Deep Learning mini-project: classifying household waste into 10 categories using CNNs and Transfer Learning. Built with TensorFlow/Keras, trained on Kaggle (P100 GPU).
Best model: 93.51% test accuracy, 0.930 macro F1 (ResNet50 fine-tuned with class weights).
Multi-class image classification for automated waste sorting / recycling.
- Input: RGB image resized to 224×224×3
- Output: one of 10 classes — battery, biological, cardboard, clothes, glass, metal, paper, plastic, shoes, trash
- Metrics: accuracy and macro F1 (robust to class imbalance)

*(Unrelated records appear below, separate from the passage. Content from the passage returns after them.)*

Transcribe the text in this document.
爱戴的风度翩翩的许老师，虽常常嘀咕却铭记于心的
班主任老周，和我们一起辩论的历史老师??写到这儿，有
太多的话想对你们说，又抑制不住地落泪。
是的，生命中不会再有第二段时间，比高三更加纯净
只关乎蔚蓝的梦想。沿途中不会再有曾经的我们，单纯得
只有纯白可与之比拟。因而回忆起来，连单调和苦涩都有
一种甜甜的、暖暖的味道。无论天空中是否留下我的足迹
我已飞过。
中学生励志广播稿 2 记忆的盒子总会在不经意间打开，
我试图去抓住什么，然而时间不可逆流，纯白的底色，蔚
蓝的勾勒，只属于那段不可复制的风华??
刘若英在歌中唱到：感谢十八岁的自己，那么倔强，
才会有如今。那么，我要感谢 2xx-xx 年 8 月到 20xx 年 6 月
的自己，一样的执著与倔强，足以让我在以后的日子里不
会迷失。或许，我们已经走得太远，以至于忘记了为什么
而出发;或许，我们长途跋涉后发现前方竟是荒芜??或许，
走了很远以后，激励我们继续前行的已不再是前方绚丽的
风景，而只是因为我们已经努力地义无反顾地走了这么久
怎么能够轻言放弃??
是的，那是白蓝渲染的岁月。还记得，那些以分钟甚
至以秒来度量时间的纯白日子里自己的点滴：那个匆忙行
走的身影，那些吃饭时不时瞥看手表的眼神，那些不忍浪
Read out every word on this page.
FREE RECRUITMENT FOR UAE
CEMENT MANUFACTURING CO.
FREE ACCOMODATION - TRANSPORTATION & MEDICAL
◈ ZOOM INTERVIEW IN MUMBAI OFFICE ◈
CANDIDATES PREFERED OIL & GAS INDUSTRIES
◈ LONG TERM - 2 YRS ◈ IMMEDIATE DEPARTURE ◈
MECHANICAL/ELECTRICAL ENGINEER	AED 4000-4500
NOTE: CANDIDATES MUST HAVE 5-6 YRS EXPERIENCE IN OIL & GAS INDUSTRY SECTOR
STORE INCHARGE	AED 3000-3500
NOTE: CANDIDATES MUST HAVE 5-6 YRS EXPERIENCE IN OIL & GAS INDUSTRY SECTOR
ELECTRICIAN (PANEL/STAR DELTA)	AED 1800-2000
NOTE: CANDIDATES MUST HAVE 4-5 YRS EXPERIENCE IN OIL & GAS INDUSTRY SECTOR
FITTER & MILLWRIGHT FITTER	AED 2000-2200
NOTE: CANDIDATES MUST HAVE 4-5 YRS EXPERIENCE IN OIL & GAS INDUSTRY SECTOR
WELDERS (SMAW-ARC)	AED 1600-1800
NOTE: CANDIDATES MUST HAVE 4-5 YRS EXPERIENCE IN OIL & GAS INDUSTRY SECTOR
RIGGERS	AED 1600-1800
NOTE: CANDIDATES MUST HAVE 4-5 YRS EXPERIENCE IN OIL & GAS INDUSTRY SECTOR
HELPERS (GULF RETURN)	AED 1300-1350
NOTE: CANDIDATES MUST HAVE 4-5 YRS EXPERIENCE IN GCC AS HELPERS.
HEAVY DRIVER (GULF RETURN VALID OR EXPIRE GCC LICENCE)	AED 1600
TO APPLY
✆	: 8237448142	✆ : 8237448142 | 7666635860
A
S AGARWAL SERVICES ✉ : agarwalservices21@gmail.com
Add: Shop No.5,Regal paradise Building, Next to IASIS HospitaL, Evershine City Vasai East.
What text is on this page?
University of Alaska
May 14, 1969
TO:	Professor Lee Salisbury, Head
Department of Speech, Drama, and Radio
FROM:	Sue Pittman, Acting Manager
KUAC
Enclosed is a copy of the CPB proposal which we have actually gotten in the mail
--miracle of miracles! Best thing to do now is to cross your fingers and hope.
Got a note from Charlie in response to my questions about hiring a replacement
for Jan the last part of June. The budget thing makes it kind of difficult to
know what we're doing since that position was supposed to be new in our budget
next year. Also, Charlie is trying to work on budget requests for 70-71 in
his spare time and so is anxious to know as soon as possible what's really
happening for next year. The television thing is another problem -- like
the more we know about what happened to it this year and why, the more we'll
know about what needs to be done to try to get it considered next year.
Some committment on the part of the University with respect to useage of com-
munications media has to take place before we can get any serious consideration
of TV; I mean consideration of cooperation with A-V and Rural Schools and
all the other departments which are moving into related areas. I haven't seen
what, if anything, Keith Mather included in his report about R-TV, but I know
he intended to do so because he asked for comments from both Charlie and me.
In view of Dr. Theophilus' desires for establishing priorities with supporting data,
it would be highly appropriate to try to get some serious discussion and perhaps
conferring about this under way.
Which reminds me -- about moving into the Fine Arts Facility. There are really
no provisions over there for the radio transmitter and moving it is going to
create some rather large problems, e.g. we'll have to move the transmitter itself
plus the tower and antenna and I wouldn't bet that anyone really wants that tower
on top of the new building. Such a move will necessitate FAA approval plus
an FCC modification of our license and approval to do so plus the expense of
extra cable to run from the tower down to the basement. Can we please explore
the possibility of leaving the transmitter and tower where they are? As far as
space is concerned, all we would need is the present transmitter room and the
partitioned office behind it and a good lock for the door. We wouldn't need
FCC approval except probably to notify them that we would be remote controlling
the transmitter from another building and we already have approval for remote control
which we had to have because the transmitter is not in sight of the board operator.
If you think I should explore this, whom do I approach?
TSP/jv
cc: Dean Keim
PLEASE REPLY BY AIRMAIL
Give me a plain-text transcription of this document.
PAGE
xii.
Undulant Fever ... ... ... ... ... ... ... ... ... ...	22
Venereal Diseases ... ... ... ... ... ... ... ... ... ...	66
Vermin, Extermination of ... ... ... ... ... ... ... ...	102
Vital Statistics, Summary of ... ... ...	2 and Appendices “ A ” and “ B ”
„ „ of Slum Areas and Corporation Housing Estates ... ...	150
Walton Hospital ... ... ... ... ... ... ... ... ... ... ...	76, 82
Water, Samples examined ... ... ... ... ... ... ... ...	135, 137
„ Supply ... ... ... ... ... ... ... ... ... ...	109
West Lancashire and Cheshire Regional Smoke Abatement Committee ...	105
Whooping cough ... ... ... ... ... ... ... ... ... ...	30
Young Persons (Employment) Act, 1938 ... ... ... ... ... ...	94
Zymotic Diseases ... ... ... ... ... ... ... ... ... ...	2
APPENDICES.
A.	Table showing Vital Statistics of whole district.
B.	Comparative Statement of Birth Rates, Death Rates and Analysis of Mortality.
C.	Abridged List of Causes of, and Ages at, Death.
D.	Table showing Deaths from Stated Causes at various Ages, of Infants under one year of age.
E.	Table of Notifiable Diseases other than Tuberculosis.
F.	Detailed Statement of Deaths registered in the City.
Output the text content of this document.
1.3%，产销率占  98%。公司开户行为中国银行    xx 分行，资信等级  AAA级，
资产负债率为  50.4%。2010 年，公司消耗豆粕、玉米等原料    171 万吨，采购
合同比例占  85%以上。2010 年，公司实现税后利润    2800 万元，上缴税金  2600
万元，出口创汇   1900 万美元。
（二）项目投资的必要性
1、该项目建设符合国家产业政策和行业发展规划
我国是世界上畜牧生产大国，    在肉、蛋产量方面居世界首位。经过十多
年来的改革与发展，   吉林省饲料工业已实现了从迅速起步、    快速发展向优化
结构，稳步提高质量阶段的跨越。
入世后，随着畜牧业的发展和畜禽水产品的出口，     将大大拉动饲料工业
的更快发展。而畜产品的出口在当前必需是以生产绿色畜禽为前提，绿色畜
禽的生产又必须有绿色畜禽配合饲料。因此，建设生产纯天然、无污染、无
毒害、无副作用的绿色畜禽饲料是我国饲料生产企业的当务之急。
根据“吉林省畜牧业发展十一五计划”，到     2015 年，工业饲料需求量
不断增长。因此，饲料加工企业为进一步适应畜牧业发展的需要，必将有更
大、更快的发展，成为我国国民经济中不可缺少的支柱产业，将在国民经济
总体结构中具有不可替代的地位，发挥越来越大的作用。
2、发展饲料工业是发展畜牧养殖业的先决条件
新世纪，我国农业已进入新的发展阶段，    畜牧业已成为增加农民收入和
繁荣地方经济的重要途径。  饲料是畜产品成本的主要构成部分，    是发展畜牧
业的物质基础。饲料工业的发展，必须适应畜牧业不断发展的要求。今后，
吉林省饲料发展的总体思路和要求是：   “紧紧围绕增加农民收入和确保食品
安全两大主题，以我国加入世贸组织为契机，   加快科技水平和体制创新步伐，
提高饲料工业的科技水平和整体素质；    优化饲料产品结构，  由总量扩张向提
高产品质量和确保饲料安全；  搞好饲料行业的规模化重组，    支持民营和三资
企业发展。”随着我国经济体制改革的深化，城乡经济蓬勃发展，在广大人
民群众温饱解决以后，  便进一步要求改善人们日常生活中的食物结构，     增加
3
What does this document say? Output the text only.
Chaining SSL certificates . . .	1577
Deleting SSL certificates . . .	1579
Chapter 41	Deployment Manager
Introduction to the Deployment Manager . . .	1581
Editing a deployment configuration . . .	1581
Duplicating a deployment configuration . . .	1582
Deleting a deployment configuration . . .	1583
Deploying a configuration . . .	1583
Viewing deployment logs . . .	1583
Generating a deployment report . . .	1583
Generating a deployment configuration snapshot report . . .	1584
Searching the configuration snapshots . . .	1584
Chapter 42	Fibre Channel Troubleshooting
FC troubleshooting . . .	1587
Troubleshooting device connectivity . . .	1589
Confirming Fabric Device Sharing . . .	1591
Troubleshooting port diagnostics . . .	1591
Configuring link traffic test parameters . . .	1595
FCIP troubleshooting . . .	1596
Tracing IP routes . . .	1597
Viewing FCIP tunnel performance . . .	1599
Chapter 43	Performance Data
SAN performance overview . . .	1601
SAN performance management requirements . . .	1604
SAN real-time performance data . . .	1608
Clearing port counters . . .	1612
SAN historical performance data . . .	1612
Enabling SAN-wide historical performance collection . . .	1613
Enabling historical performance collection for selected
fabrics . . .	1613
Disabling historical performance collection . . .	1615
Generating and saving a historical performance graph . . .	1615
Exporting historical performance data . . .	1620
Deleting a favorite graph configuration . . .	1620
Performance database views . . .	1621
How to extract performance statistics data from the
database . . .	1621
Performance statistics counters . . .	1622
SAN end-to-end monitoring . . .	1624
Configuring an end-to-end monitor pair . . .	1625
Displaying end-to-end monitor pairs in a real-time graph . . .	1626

Garbage Classification V2 by Suman Kunwar — 12,259 images across 10 classes.
- Significant class imbalance: 4.18× ratio (clothes: 1892, trash: 453)
- Stratified 70/15/15 train/val/test split (proportions preserved to <0.1%)
- Reference paper benchmark: 95.13% (EfficientNetV2S at 384×384)
| # | Model | Test Acc | Macro F1 |
|---|---|---|---|
| 1 | Baseline CNN (from scratch) | 78.61% | 0.780 |
| 2 | ResNet50, frozen base | 92.69% | 0.920 |
| 3 | ResNet50, fine-tuned | 93.29% | 0.925 |
| 4 | EfficientNetV2S, frozen | 92.53% | 0.919 |
| 5 | ResNet50 fine-tuned + class weights | 93.51% | 0.930 |
- Transfer Learning is decisive: +14 pp over a from-scratch CNN, with validation accuracy exceeding the final baseline after a single epoch.
- Class weights solved the minority-class bottleneck: the
trashclass recall was stuck at 0.81 across three architectures; inverse-frequency weighting lifted it to 0.88 while also improving overall accuracy. - Architecture cannot be separated from input resolution: EfficientNetV2S did not beat ResNet50 at 224×224 because it is designed for 384×384 (compound scaling), which also explains the gap to the paper benchmark.
- EDA predictions held up: three confusion pairs predicted from visual inspection (paper/cardboard, glass/metal, plastic/glass) all appeared in the confusion matrices.
trash-classification/
├── notebooks/ # EDA, data pipeline check, and 5 experiment notebooks
├── src/
│ ├── data.py # stratified split, augmentation, class weights (tf.data)
│ ├── model.py # baseline CNN, ResNet50, EfficientNetV2S builders
│ ├── train.py # training loop with EarlyStopping / ReduceLROnPlateau
│ └── utils.py # metrics logging, confusion matrix, plots
├── experiments/
│ ├── results.csv # logged metrics for all experiments
│ └── plots/ # training curves and confusion matrices
└── report/ # final report (PDF)
Local (development / debugging):
conda create -n trash python=3.11 -y
conda activate trash
pip install -r requirements.txtTraining (Kaggle):
Open a notebook from notebooks/, attach the dataset
sumn2u/garbage-classification-v2, set the accelerator to GPU, and run all
cells. Each notebook clones this repo and imports the reusable modules from
src/.
TensorFlow / Keras · scikit-learn · NumPy / pandas · matplotlib / seaborn · Kaggle (P100 GPU)
Code is released under the MIT License (see LICENSE). The dataset is subject to its own license — see the original Kaggle page.